Gemeenschap op de rand van verval
De gemeenschap werd in de loop der jaren al minder hecht. Met elke volgende generatie kwam er meer buitenwereld op het eiland. Iedereen heeft per slot van rekening een smartphone. En voor de economie van het eiland zijn er toeristen nodig.
Vroeger nam het water stukjes van het eiland mee, golf na golf, nu waren het de bezoekers die telkens een deel naar huis namen, met elk bezoek verloor het eiland aan zuiverheid, ze keken er te lang naar, ze stelden te veel vragen, ze deden alles wankelen en maakten wat vanzelfsprekend hoorde te zijn expliciet en lelijk.
Kraak heeft met Het water bewaart ons een spannend boek geschreven. Het lijkt zich af te spelen in een andere tijd, maar dat onderbuikgevoelens openbaar kunnen worden en dat mensen zich plotseling keren tegen nieuwkomers is helaas maar al te herkenbaar. In de kleine gemeenschap wordt alles uitvergroot en zijn de reacties heftiger, maar sommige mechanismen zullen hetzelfde zijn als in onze maatschappij. Daardoor kun je niet alleen genieten van deze roman, maar stemt die ook tot nadenken.
De woede van de eilanders lijkt ook te maken te hebben met de angst voor het vreemde, angst om kwijt te raken wat er altijd geweest is en zorg om het eigene te behouden. Dan sluiten zich de gelederen. Waar dat toe leidt, lezen we in deze roman.
Grappig genoeg zat ik niet goed op te letten en was ik door de kaft in de veronderstelling dat het om een stripboek ging. Ik zag bij je beschrijving al allerlei prachtige tekeningen in de stijl van deze kaft.

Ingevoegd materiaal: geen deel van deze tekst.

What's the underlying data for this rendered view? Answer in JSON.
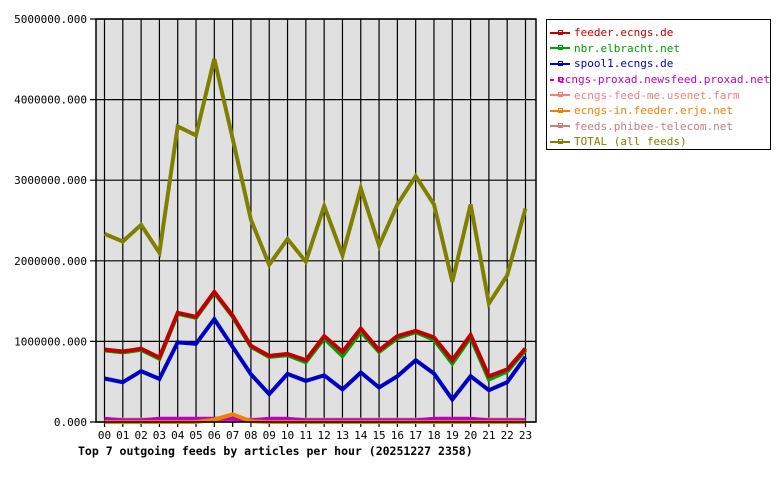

Maar op het eind van je betoog staat het woord roman en toen moest ik een hele aparte draai maken in mijn hoofd.
BeantwoordenVerwijderenIk had het trouwens wel eerder kunnen weten want je schrijft het al in het begin dat het om een roman gaat en je hebt het nergens over de tekenstijl.
Wat leuk dat het zo in je hoofd werkt. Maar misschien is er best een goed scenario voor een strip uit deze roman te halen.